There is really something wrong about the way this society protects itself. It won’t get better until there’s a complete upheaval that will reorder society and create a different kind of justice system. Instead putting “justice” in the hand of a force of police, judges and jail guards, communities should be watching out for themselves and punishing or correcting people who do bad things. There will always be a need for some professionals, but not a self-interested police/prison complex. We should be looking at the experiences and practices of other countries and other cultures. We have a lot to learn.
What should be done right now? Here are some ideas:
- All cases of suspected police abuse should be handled by special prosecutors, not prosecutors who work with police as a team day to day.
- Take the guns out of the hand of the average policeman. In Great Britain only special squads have firearms and they’re called in only when needed.
- Legalize all drugs (or maybe the word is decriminalize). Much of the human race wants to get high now and then. Prohibition only drives it underground and give rise to unending criminal businesses (see Mexico).
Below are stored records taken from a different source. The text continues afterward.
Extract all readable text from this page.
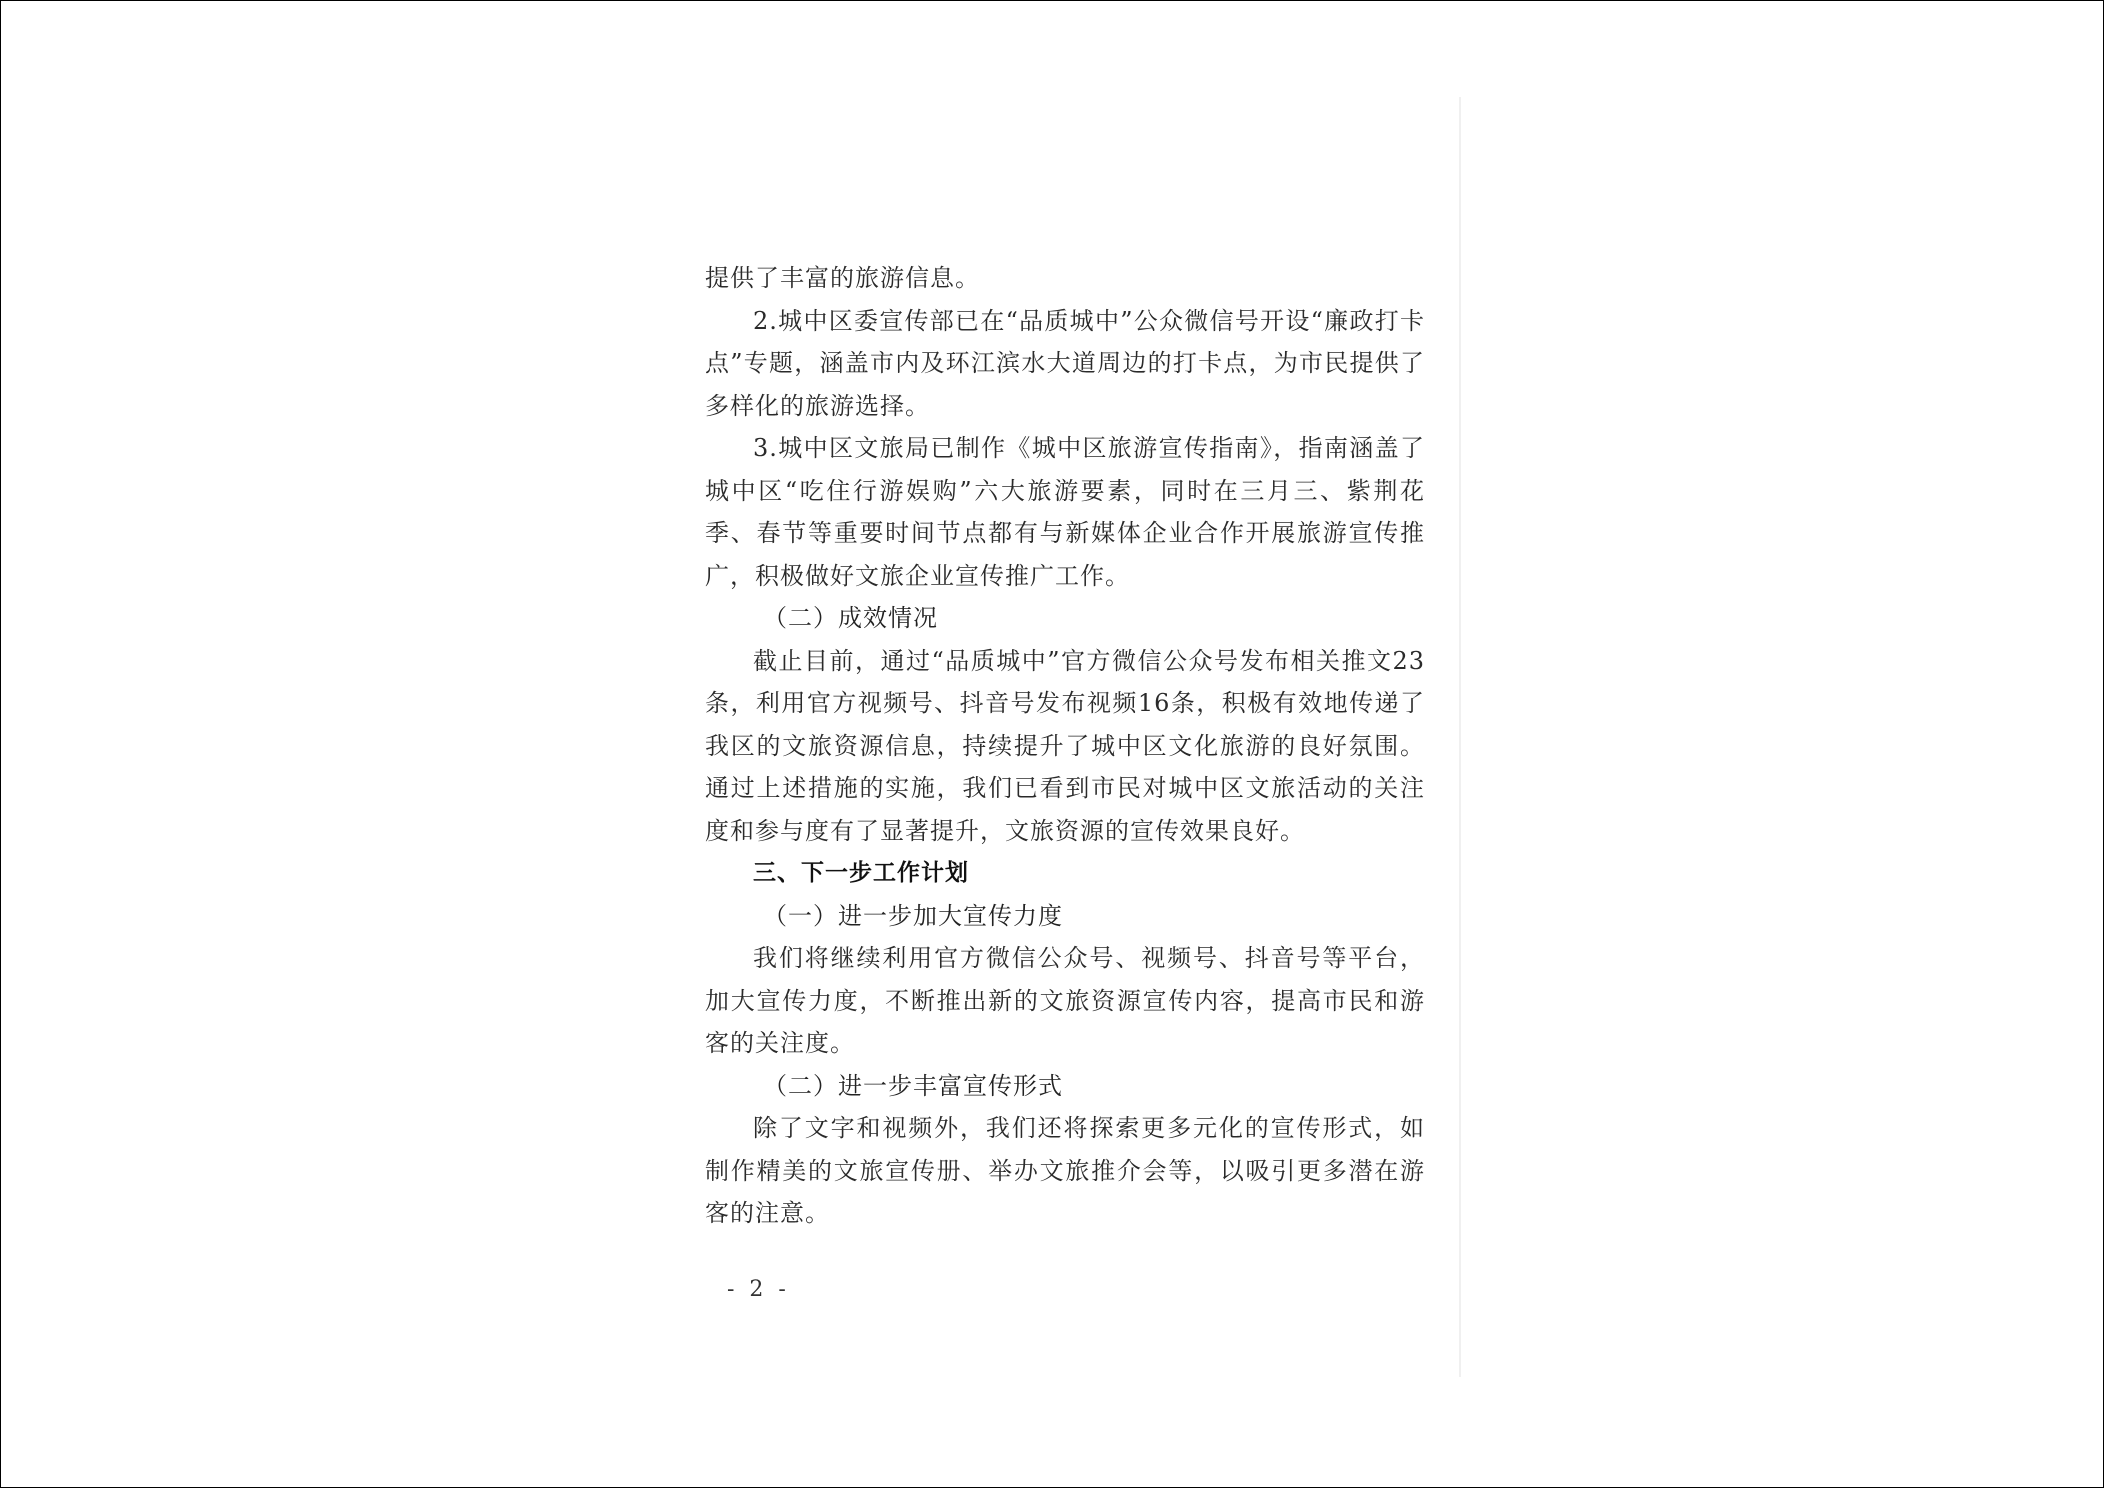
提供了丰富的旅游信息。

2.城中区委宣传部已在“品质城中”公众微信号开设“廉政打卡点”专题，涵盖市内及环江滨水大道周边的打卡点，为市民提供了多样化的旅游选择。

3.城中区文旅局已制作《城中区旅游宣传指南》，指南涵盖了城中区“吃住行游娱购”六大旅游要素，同时在三月三、紫荆花季、春节等重要时间节点都有与新媒体企业合作开展旅游宣传推广，积极做好文旅企业宣传推广工作。

（二）成效情况

截止目前，通过“品质城中”官方微信公众号发布相关推文23条，利用官方视频号、抖音号发布视频16条，积极有效地传递了我区的文旅资源信息，持续提升了城中区文化旅游的良好氛围。通过上述措施的实施，我们已看到市民对城中区文旅活动的关注度和参与度有了显著提升，文旅资源的宣传效果良好。

三、下一步工作计划

（一）进一步加大宣传力度

我们将继续利用官方微信公众号、视频号、抖音号等平台，加大宣传力度，不断推出新的文旅资源宣传内容，提高市民和游客的关注度。

（二）进一步丰富宣传形式

除了文字和视频外，我们还将探索更多元化的宣传形式，如制作精美的文旅宣传册、举办文旅推介会等，以吸引更多潜在游客的注意。

- 2 -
Treat drug abuse as a health problem not a legal problem.
- Stop sending military weapons and vehicle to police forces. Suspend the program right now
- Stop sending police to get trained in Israel. That country treats Palestinians horribly. It has nothing to teach us.
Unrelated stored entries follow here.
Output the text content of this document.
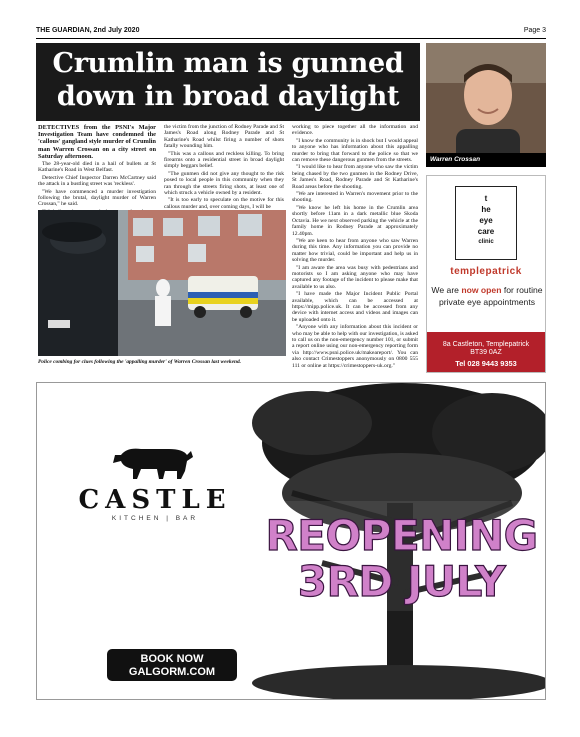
THE GUARDIAN, 2nd July 2020	Page 3
Crumlin man is gunned
down in broad daylight

DETECTIVES from the PSNI's Major Investigation Team have condemned the 'callous' gangland style murder of Crumlin man Warren Crossan on a city street on Saturday afternoon.

The 28-year-old died in a hail of bullets at St Katharine's Road in West Belfast.

Detective Chief Inspector Darren McCartney said the attack in a bustling street was 'reckless'.

"We have commenced a murder investigation following the brutal, daylight murder of Warren Crossan," he said.

the victim from the junction of Rodney Parade and St James's Road along Rodney Parade and St Katharine's Road whilst firing a number of shots fatally wounding him.

"This was a callous and reckless killing. To bring firearms onto a residential street in broad daylight simply beggars belief.

"The gunmen did not give any thought to the risk posed to local people in this community when they ran through the streets firing shots, at least one of which struck a vehicle owned by a resident.

"It is too early to speculate on the motive for this callous murder and, over coming days, I will be

working to piece together all the information and evidence.

"I know the community is in shock but I would appeal to anyone who has information about this appalling murder to bring that forward to the police so that we can remove these dangerous gunmen from the streets.

"I would like to hear from anyone who saw the victim being chased by the two gunmen in the Rodney Drive, St James's Road, Rodney Parade and St Katharine's Road areas before the shooting.

"We are interested in Warren's movement prior to the shooting.

"We know he left his home in the Crumlin area shortly before 11am in a dark metallic blue Skoda Octavia. He we next observed parking the vehicle at the family home in Rodney Parade at approximately 12.40pm.

"We are keen to hear from anyone who saw Warren during this time. Any information you can provide no matter how trivial, could be important and help us in solving the murder.

"I am aware the area was busy with pedestrians and motorists so I am asking anyone who may have captured any footage of the incident to please make that available to us also.

"I have made the Major Incident Public Portal available, which can be accessed at https://mipp.police.uk. It can be accessed from any device with internet access and videos and images can be uploaded onto it.

"Anyone with any information about this incident or who may be able to help with our investigation, is asked to call us on the non-emergency number 101, or submit a report online using our non-emergency reporting form via http://www.psni.police.uk/makeareport/. You can also contact Crimestoppers anonymously on 0800 555 111 or online at https://crimestoppers-uk.org."

Police combing for clues following the 'appalling murder' of Warren Crossan last weekend.
Warren Crossan
t
he
eye
care
clinic
templepatrick
We are now open for routine private eye appointments
8a Castleton, Templepatrick
BT39 0AZ
Tel 028 9443 9353
CASTLE
KITCHEN | BAR	REOPENING
3RD JULY
BOOK NOW
GALGORM.COM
- End cruel rules that bar people from public housing because they have a drug offense.
- A huge portion of prisoners are mentally ill. Spend real money facilities that deal with mental health (for free) and teach people that seeking help for mental problems is as obvious as seeking help for a physical injury.
- Figure out some way of dealing with one particular mental disease epidemic, the disease of racism.
- Free political prisoners like Leonard Peltier, Rasmea Odeh, Albert Woodfox and Mumia Abu Jamal. Free thousands who are in jail for drug offenses and guarantee them jobs.
After this was written I noticed a Washington Post article by an ex-policeman about police racism. He says the only way to deal with police brutality is to appoint special prosecutors who will go after the perpetrators and get them locked up. Agreed.